Resolvi, portanto, chamar o garçom para encaminhar minha reclamação. O garçom consentiu que a carne estava crua, mas alegou que era “novato” e chamou um garçom mais experiente. O outro garçom, o dito “mais experiente”, também concordou que a carne do sanduíche estava crudelíssima, mas, mesmo sendo o tal “mais experiente”, não sabia como proceder e chamou o gerente.

O gerente, por sua vez, disse:

– Não está mal passada. Está à moda da casa.

Para quem não sabe, o termo “à moda da casa” é uma espécie de carta-curinga dos funcionários de restaurantes para justificar qualquer problema com a comida.

Reafirmei para o gerente que esta muito mal passada, mas o mesmo insistiu em utilizar a carta-curinga tirada da manga. Aleguei que os seus próprios subordinados (os garçons) haviam consentido, assim como todas as pessoas que estavam comigo na mesa, mas meu esforço foi em vão. Os garçons, a propósito, ficaram constrangidos em ter que assumir, na frente do próprio chefe, que o sanduíche estava cru.

Resolvi, então, promover uma enquete no estabelecimento para analisar o estado da carne do meu sanduíche. Abordei os clientes de mesas vizinhas, permiti que eles manipulassem o sanduíche e analisassem. Todos os clientes abordados consentiram que estava crua mas o gerente, que observou tranqüilamente a execução da enquete, ignorou o resultado e insistiu na carta-curinga “à moda da casa”.

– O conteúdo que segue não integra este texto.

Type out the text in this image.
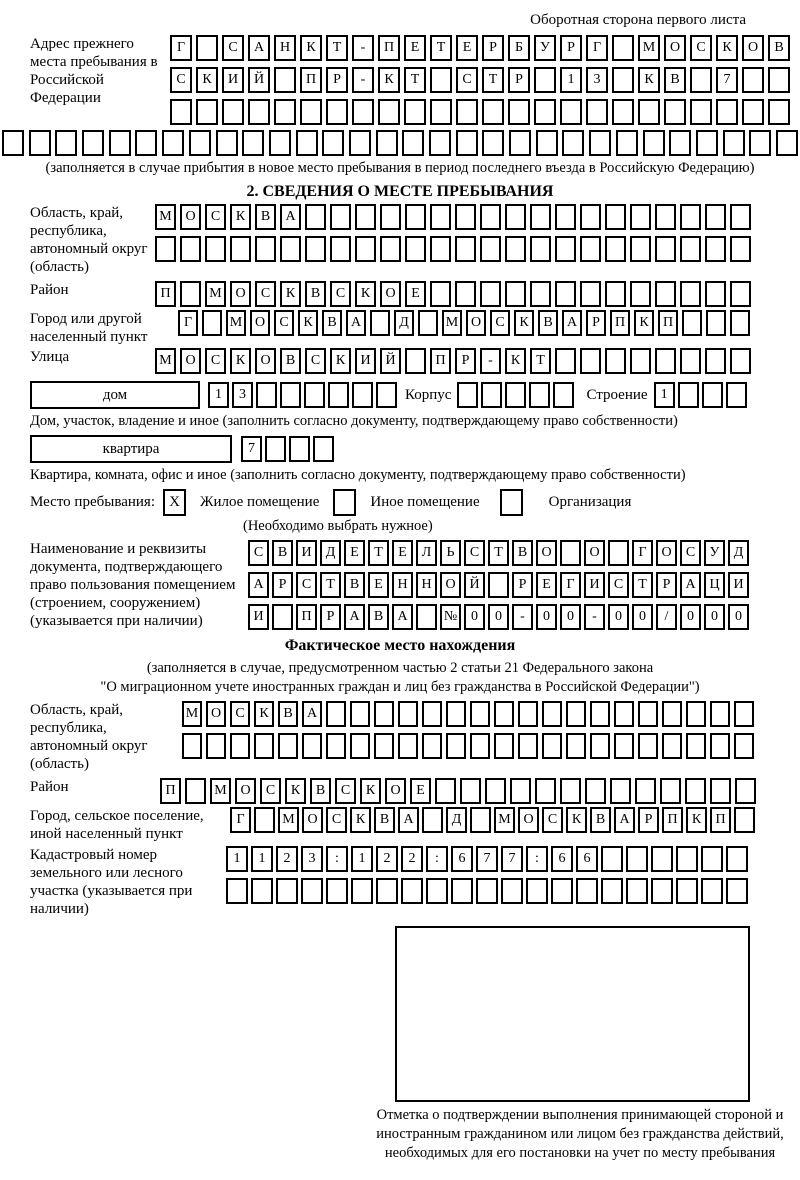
Оборотная сторона первого листа
Адрес прежнего места пребывания в Российской Федерации
Г	С	А	Н	К	Т	-	П	Е	Т	Е	Р	Б	У	Р	Г	М	О	С	К	О	В
С	К	И	Й	П	Р	-	К	Т	С	Т	Р	1	3	К	В	7
(заполняется в случае прибытия в новое место пребывания в период последнего въезда в Российскую Федерацию)
2. СВЕДЕНИЯ О МЕСТЕ ПРЕБЫВАНИЯ
Область, край, республика, автономный округ (область)
М О	С	К	В	А
Район	П	М О	С	К	В	С	К	О	Е
Город или другой населенный пункт
Г	М О	С	К	В	А	Д	М О	С	К	В	А	Р	П	К	П
Улица	М О	С	К	О	В	С	К	И	Й	П	Р	-	К	Т
дом	1	3	Корпус	Строение 1
Дом, участок, владение и иное (заполнить согласно документу, подтверждающему право собственности)
квартира	7
Квартира, комната, офис и иное (заполнить согласно документу, подтверждающему право собственности)
Место пребывания: X	Жилое помещение	Иное помещение	Организация
(Необходимо выбрать нужное)
Наименование и реквизиты документа, подтверждающего право пользования помещением (строением, сооружением) (указывается при наличии)
С	В	И	Д	Е	Т	Е	Л	Ь	С	Т	В	О	О	Г	О	С	У	Д
А	Р	С	Т	В	Е	Н Н О Й	Р	Е	Г	И	С	Т	Р	А Ц И
И	П	Р	А	В	А	№ 0	0	-	0	0	-	0	0	/	0	0	0
Фактическое место нахождения
(заполняется в случае, предусмотренном частью 2 статьи 21 Федерального закона
"О миграционном учете иностранных граждан и лиц без гражданства в Российской Федерации")
Область, край, республика, автономный округ (область)
М О	С	К	В	А
Район	П	М О	С	К	В	С	К	О	Е
Город, сельское поселение, иной населенный пункт
Г	М О	С	К	В	А	Д	М О	С	К	В	А	Р	П	К	П
Кадастровый номер земельного или лесного участка (указывается при наличии)
1	1	2	3	:	1	2	2	:	6	7	7	:	6	6
Отметка о подтверждении выполнения принимающей стороной и иностранным гражданином или лицом без гражданства действий, необходимых для его постановки на учет по месту пребывания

Coincidentemente, percebi que o proprietário do estabelecimento estava presente e relatei a minha frustração para ele. O proprietário conversou com o gerente, que logo veio recolher meu sanduíche.

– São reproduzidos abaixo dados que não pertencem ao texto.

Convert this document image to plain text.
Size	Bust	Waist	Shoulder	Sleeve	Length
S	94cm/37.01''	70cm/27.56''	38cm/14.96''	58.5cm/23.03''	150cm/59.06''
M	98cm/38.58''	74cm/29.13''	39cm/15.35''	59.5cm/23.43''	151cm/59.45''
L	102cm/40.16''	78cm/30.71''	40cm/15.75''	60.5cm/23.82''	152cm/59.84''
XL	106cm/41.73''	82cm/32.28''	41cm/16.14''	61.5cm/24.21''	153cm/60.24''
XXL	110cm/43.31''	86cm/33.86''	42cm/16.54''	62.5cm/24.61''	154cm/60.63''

Alguns minutos depois, para minha surpresa, um garçom veio entregar o meu mesmo sanduíche (aquele todo mordido pelas beiradas), mas agora com a carne muito bem passada. Esta atitude me impressionou pois, pelo pouco que eu sei, um dos princípios básicos de higiene em cozinhas industriais é que, uma vez que o alimento é manipulado (tocado ou comido) pelo cliente, não é permitido que retorne à cozinha.

Esta precaução deve ser tomada pois, se o cliente tiver alguma doença, a cozinha será contaminada e, conseqüentemente, os alimentos dos outros clientes. No caso de um burgueria, entendo que esta questão seja ainda mais crítica, pois todos os sanduíches compartilham de uma mesma chapa (que não é eleitoral, mas culinária).

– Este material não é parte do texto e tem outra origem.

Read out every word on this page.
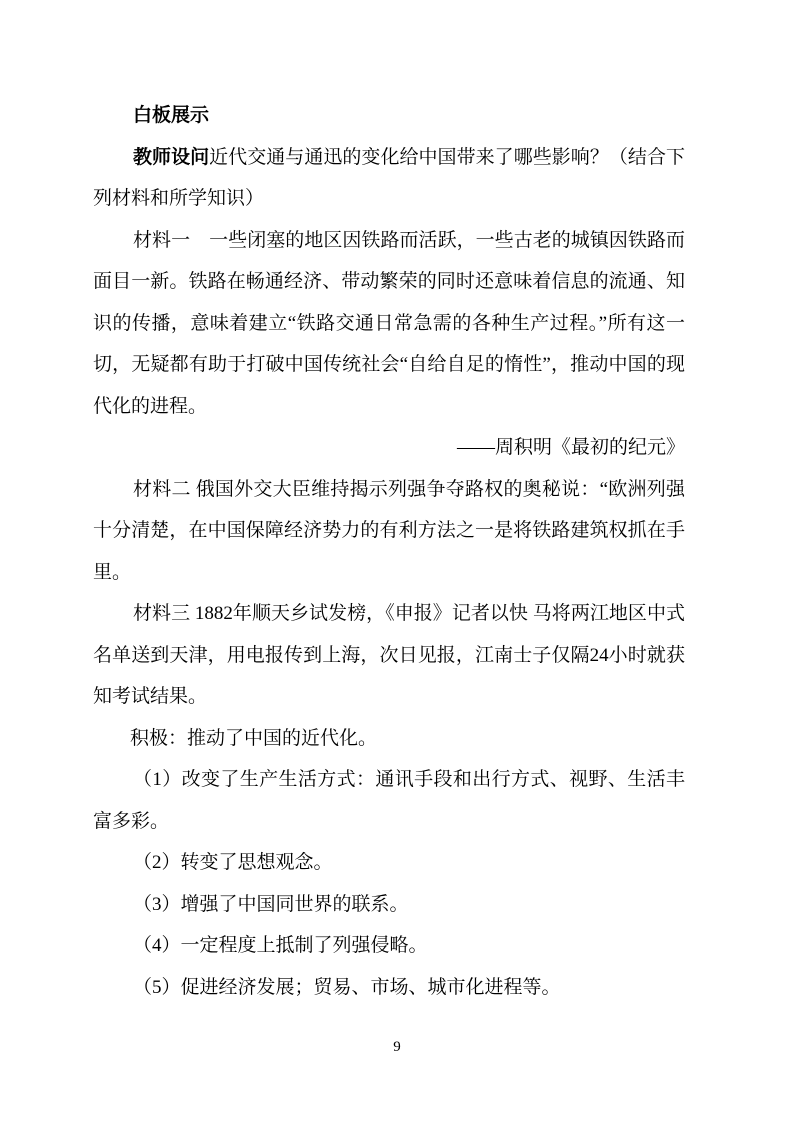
白板展示

教师设问近代交通与通迅的变化给中国带来了哪些影响？（结合下列材料和所学知识）

材料一　一些闭塞的地区因铁路而活跃，一些古老的城镇因铁路而面目一新。铁路在畅通经济、带动繁荣的同时还意味着信息的流通、知识的传播，意味着建立“铁路交通日常急需的各种生产过程。”所有这一切，无疑都有助于打破中国传统社会“自给自足的惰性”，推动中国的现代化的进程。

——周积明《最初的纪元》

材料二 俄国外交大臣维持揭示列强争夺路权的奥秘说：“欧洲列强十分清楚，在中国保障经济势力的有利方法之一是将铁路建筑权抓在手里。

材料三 1882年顺天乡试发榜，《申报》记者以快 马将两江地区中式名单送到天津，用电报传到上海，次日见报，江南士子仅隔24小时就获知考试结果。

积极：推动了中国的近代化。

（1）改变了生产生活方式：通讯手段和出行方式、视野、生活丰富多彩。

（2）转变了思想观念。

（3）增强了中国同世界的联系。

（4）一定程度上抵制了列强侵略。

（5）促进经济发展；贸易、市场、城市化进程等。

9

Neste caso, além de mim e meus colegas terem provado, o sanduíche passou nas mãos de vários clientes durante a realização da enquete. Expliquei isso para o gerente e orientei que o correto era que ele tivesse providenciado outro sanduíche, mas a sua resposta foi:

– E quem vai arcar com o prejuízo?

Esta é uma pergunta típica de funcionários que não têm real comprometido com o negócio. É até compreensível quando vêm de funcionários de baixo escalão, mas inadmissível quando vem do próprio gerente do estabelecimento.

O custo marginal de produzir mais um sanduíche é infinitamente inferior ao custo intangível de prejudicar a imagem de uma empresa e de “conquistar” um cliente insatisfeito, que pode e tem um terrível efeito viral.

Este caso relatado serve para ilustrar alguns dos problemas comuns em bares e restaurantes, em decorrência da mão de obra desqualificada. Segundo dados do Sebrae, 76% dos funcionários de bares e restaurantes não recebem treinamento profissional.

Dentre os problemas relatados, podemos destacar:

Atendimento ao cliente: a antiga máxima “o cliente tem sempre razão” precisa ser reforçada com os funcionários, afinal, quem paga os salários não é o patrão, e sim o cliente.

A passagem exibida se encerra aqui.